David Einhorn, John Paulson, Steve Cohen and other high-profile managers cumulatively owed billions of dollars to federal, state and local governments for taxes, thanks to a 2008 rule change tied to offshore holdings that gave them a decade to comply. To make the payments, they had to pull some of their own money from their funds.

For some, the bill came at a time assets were already shrinking. Einhorn took out between $200 million and $300 million from his Greenlight Capital for taxes, according to a person with knowledge of the firm.

Clients have withdrawn almost $3 billion from his funds in the last two years.

Paulson, who has lost most of his clients at Paulson & Co. since the financial crisis, also had to dip into one of his biggest hedge funds to pay the roughly $1.5 billion he owed.

Under the 2008 rule change, lawmakers decided that money managers who earned fees offshore and parked them there had to declare the money and pay taxes on it.
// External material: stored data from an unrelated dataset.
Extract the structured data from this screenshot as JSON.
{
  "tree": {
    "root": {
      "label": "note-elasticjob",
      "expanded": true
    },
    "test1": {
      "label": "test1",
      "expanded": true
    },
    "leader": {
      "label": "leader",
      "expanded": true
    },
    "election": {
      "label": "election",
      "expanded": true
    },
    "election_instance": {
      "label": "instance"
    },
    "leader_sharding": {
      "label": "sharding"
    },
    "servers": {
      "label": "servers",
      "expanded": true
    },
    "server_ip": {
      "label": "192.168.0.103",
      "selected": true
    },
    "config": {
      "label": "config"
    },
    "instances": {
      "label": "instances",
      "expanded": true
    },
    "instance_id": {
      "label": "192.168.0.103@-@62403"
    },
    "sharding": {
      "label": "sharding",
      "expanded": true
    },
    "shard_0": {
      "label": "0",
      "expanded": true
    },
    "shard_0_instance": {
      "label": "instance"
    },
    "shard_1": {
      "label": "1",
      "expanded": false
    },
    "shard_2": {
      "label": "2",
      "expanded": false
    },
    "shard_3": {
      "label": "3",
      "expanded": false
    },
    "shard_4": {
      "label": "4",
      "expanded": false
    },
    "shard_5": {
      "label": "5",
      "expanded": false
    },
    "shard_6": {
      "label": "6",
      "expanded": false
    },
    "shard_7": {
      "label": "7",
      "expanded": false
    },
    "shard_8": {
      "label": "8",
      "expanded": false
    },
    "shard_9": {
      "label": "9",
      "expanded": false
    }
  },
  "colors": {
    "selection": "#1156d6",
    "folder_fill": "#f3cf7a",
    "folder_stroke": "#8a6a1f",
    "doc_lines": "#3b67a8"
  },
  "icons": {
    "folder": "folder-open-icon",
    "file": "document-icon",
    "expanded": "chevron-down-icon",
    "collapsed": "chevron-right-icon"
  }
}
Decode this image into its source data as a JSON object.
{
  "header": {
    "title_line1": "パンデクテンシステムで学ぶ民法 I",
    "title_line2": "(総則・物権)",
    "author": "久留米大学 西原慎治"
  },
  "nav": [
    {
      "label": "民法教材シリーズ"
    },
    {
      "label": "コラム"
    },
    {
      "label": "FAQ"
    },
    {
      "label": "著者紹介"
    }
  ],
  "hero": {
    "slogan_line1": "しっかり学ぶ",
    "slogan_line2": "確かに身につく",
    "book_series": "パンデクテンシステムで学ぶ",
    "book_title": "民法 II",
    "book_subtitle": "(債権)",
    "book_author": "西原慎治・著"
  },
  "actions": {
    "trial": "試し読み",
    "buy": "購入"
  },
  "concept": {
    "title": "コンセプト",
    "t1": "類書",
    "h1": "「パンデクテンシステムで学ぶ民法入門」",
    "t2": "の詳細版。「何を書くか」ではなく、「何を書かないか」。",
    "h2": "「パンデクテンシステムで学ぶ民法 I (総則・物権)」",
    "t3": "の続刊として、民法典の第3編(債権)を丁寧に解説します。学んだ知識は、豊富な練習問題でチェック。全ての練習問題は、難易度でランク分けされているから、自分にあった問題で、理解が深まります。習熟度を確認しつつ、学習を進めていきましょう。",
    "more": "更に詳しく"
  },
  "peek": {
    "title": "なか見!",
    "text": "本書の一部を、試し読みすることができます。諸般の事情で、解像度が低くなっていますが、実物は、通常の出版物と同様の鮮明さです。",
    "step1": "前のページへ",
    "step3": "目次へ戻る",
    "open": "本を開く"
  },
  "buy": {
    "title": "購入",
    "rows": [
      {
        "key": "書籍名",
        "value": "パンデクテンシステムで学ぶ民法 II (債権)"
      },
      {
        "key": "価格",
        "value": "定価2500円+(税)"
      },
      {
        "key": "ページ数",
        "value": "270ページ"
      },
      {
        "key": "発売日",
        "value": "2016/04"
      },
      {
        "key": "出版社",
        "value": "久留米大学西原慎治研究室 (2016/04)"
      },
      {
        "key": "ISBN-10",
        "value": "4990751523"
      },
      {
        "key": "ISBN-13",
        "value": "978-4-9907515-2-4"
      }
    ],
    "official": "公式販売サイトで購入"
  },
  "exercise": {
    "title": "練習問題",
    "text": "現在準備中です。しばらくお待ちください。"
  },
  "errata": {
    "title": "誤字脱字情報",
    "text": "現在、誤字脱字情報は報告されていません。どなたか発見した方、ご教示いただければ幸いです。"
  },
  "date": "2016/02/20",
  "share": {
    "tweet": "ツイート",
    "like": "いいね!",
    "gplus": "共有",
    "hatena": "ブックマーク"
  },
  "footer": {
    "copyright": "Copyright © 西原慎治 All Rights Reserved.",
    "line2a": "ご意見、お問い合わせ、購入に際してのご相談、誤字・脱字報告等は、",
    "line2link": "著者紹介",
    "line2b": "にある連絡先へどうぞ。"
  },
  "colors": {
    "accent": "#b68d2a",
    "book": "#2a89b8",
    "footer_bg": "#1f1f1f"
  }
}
Congress gave them until their 2017 tax bill came due to do so.

Some hedge fund titans complied over the last decade, but others waited as long as possible, benefiting from the magic of tax-deferred compounding –- and hoping that someone would figure out a clever way for them to lower their tax obligations in the meantime. That didn’t happen.

The waiting trimmed some bills unintentionally. Both Paulson and Einhorn owed less than they might have because both of their firms have suffered losses that offset previous gains.

Paulson paid $500 million in taxes at the end of last year, and another $1 billion this year, the Wall Street Journal reported. Paulson recently closed some smaller funds at his firm, and pulled money from his Credit Opportunities Fund to pay the bill.

In 2011, Paulson managed $38 billion, about half of which was his own fortune, thanks in part to a fortuitous wager on subprime mortgages. Since then, wrong-way bets on gold, U.S. banks and pharmaceutical shares have sent assets tumbling and customers fleeing. Paulson now manages around $9 billion, most of it is his own money.